• Testo ODG - ORDINE DEL GIORNO IN ASSEMBLEA

link alla fonte scarica il documento in PDF

Atto a cui si riferisce:
C.9/01327/027 premesso che: la celiachia è un'intolleranza permanente al glutine, sostanza proteica presente in avena, frumento, farro, kamut, orzo, segale, spelta e triticale. Nel soggetto affetto,...



Atto Camera

Ordine del Giorno 9/01327/027presentato daNICCHI Marisatesto diMercoledì 31 luglio 2013, seduta n. 62

La Camera,
premesso che:
la celiachia è un'intolleranza permanente al glutine, sostanza proteica presente in avena, frumento, farro, kamut, orzo, segale, spelta e triticale. Nel soggetto affetto, il consumo di questi cereali provoca una reazione avversa dovuta all'introduzione di prolamine e gliadine con il cibo all'interno dell'organismo e provoca gravi danni alla mucosa intestinale, tra cui l'atrofia dei villi intestinali;
secondo la Relazione annuale al Parlamento sulla celiachia per il 2010, nel nostro Paese la prevalenza della celiachia sia nei bambini che negli adulti è stimata intorno all'1%, per cui se si considera che la popolazione in Italia è di poco superiore a 60 milioni, significa che il numero potenziale dei celiaci si aggira intorno a 600 mila persone contro i circa 122 mila effettivamente diagnosticati e censiti;
curare la celiachia significa escludere dal proprio regime alimentare alcuni degli alimenti più comuni, come pane, pasta, biscotti, eccetera, e spesso eliminare ogni minima traccia di glutine dalla dieta. Questo incide notevolmente sulle abitudini quotidiane e sulla dimensione sociale del celiaco, rendendo necessarie un'adeguata educazione alimentare e appropriate garanzie da parte delle aziende che commercializzano prodotti contenenti glutine;
attualmente i prodotti senza glutine (con glutine inferiore a 20 ppm) sono considerati «prodotti dietetici» e godono quindi di una specifica normativa che ne garantisce la sicurezza per il consumatore celiaco in termini di assenza di glutine.
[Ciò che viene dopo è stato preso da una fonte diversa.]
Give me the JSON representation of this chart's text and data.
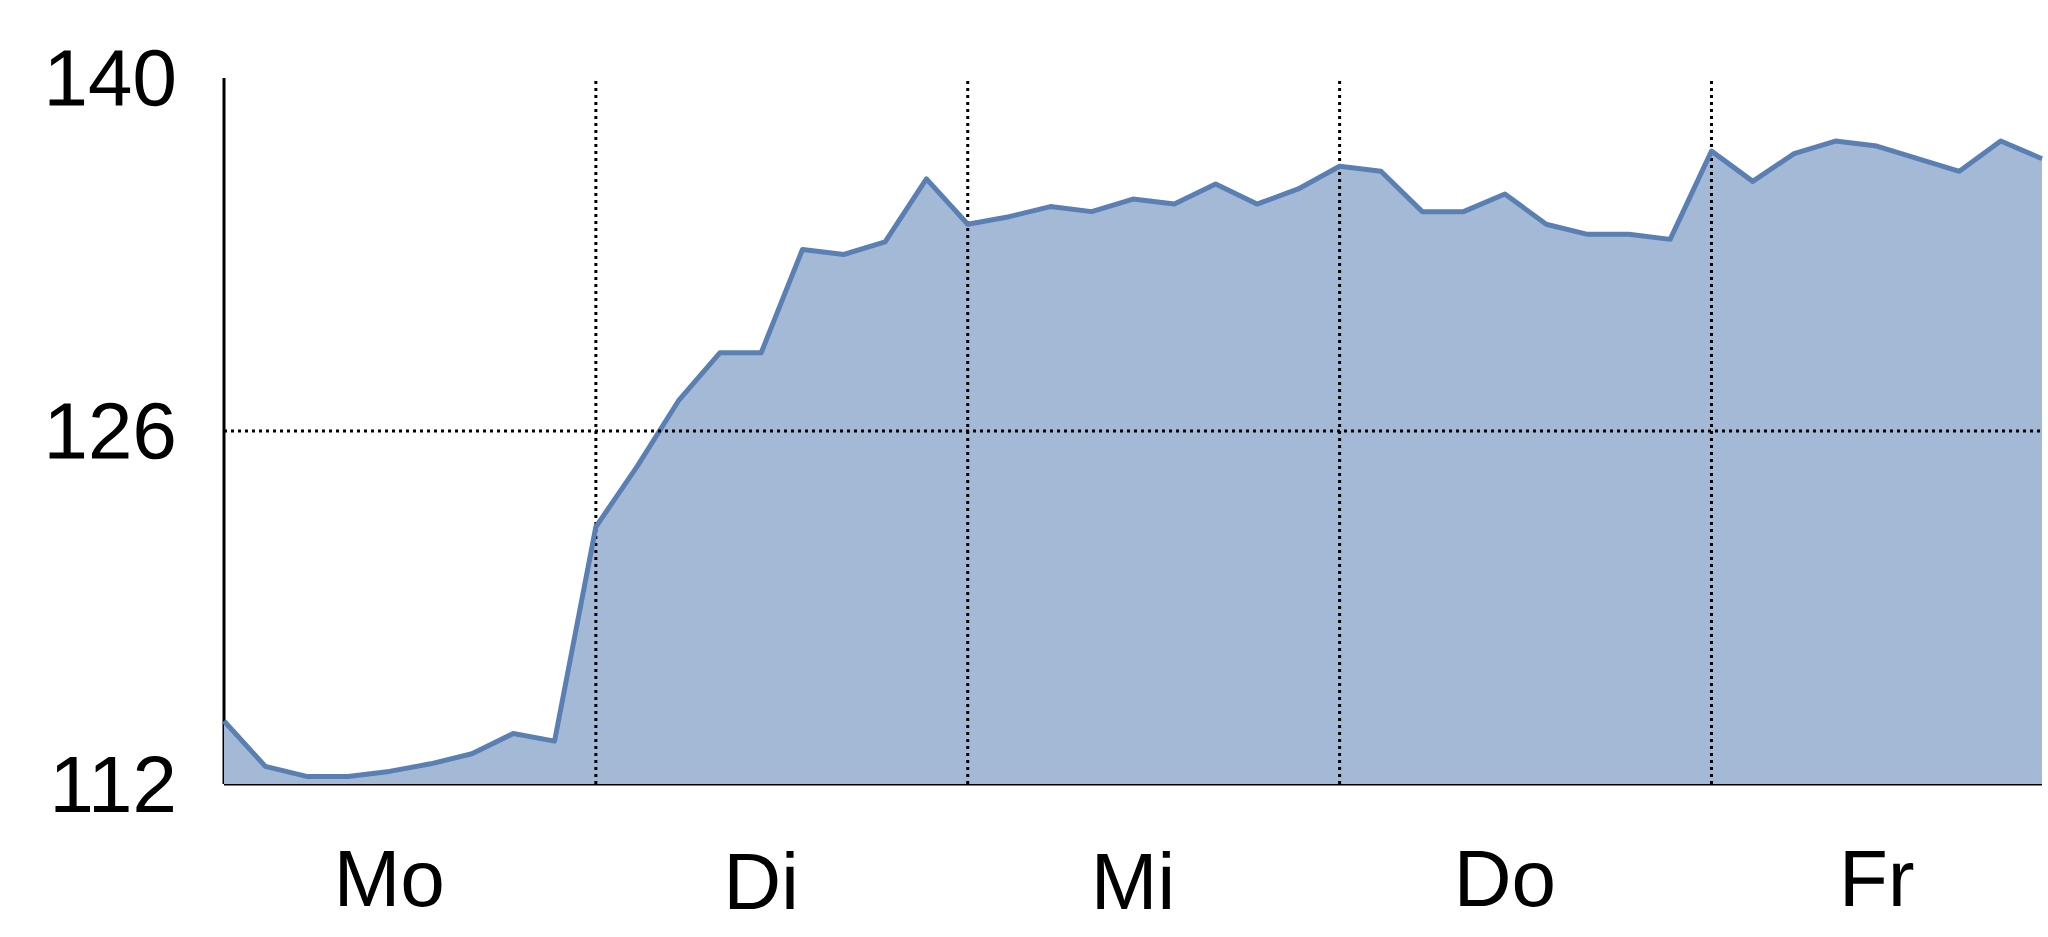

In Italia, questi prodotti sono elencati nel registro nazionale dei prodotti dietetici senza glutine (decreto legislativo n. 111 del 1992) ed erogati gratuitamente ai celiaci dal Sistema Sanitario Nazionale (legge n. 123 del 2005);
il recente regolamento (UE) n. 609/2013 del 12 giugno 2013 prevede, dal 20 luglio 2016, l'abrogazione del regolamento (CE) 41/2009 relativo alla composizione e all'etichettatura dei prodotti alimentari adatti alle persone intolleranti al glutine, che stabilisce i criteri per la composizione e l'etichettatura dei prodotti dietetici destinati ai soggetti intolleranti al glutine;
la distinzione tra persone sane e persone con problemi di salute impone una differente disciplina, e se per le persone sane può valere la disciplina generica di tutela del consumatore, per quelle con problemi di salute occorre una disciplina specifica che – per quanto riguarda le persone affette da celiachia – veniva individuata proprio dal suddetto regolamento (CE) n. 41/2009, ora oggetto di prossima abrogazione dal regolamento (UE) n. 609/2013. Dal 21 luglio 2016, scomparirà dalle etichette la dicitura «prodotto dietetico»;
il regolamento (UE) n. 609/2013, finalizzato a introdurre elementi di semplificazione, indebolisce quindi quanto fatto fino ad oggi a favore dei celiaci. Come suesposto, viene infatti cancellata dalle etichette dei prodotti alimentari, la definizione di «prodotto dietetico», riducendo a una etichetta genetica la dicitura «senza glutine», e rimuovendo così la speciale protezione riservata ai celiaci garantita da una normativa stringente sui requisiti nutrizionali specifici e sui controlli relativi,

impegna il Governo

ad attivarsi nelle opportune sedi comunitarie, al fine di garantire una disciplina specifica a tutela delle persone affette da celiachia, mantenendo le garanzie finora a loro riservate dal regolamento (CE) 41/2009 – abrogato dal 20 luglio 2016 dal regolamento (UE) n. 609/2013 – riguardo la composizione e l'etichettatura dei prodotti dietetici destinati ai soggetti intolleranti al glutine.
9/1327/27. Nicchi, Piazzoni, Aiello, Vezzali.